Soil carbon sequestration and its monitoring is important to improve climate resilience and mitigate global warming. According to the European Environment Agency (EEA), soils in Europe are losing carbon that could hamper achieving the EU climate targets. Hence, it is necessary to explore the dynamics of soil organic carbon (SOC) storage in different ecosystems so that the EU policymakers can observe the progress towards achieving EU Green Deal objectives. The aim of this research was to quantify the ΔSOC-S in woodland and shrubland in the last decade (2009-2018) and to study the ΔSOC-S due to the land use conversion. In this regard, revisited sampling points between 2009 and 2018 from the topsoil (0-20 cm) of woodland and shrubland of the EU + UK soil database named Land Use/Land Cover Area Frame Survey (LUCAS) was used.

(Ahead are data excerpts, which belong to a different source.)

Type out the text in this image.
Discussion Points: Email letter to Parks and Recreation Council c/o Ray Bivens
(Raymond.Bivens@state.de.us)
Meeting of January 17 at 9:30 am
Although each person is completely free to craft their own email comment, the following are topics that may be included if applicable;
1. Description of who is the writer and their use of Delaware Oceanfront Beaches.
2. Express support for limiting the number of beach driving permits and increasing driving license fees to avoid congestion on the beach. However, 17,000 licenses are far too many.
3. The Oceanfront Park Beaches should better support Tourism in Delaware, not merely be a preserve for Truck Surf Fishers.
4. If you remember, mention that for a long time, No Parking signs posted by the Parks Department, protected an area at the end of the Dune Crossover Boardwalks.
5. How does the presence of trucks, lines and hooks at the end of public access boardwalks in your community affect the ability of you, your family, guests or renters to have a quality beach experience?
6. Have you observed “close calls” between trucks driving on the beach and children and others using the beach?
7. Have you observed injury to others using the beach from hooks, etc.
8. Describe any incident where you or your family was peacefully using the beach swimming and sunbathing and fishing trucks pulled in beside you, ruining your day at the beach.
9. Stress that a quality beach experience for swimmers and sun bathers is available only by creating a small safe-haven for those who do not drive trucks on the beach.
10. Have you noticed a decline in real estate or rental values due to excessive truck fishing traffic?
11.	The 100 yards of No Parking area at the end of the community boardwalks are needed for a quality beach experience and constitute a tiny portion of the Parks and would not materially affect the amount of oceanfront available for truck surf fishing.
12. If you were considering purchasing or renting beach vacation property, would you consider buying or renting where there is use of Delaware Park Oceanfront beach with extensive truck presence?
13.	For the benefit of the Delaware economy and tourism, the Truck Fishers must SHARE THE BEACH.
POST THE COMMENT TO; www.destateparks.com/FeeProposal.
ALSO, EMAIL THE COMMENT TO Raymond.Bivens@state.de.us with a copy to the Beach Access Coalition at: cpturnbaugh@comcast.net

The analysis revealed that broadleaved-woodland to coniferous- or mixed-woodland conversion in 2018, and shrubland to woodland conversion in 2015 increased SOC-S. Overall, we found a net accumulation of SOC-S in woodland (2184.08 ton ha-1) and shrubland (302.78 ton ha-1) soil with 7.78% increment in woodland and 12.56% in shrubland between 2009/12 and 2018. Also, in central Europe, mean annual temperature (MAT) increased and precipitation (MAP) decreased between the study periods. The relationship between precipitation and temperature showed that precipitation and SOC-S in woodland had no relationship, but with the rising temperature, SOC-S in both land types significantly decreased revealing warming can significantly affect SOC-S.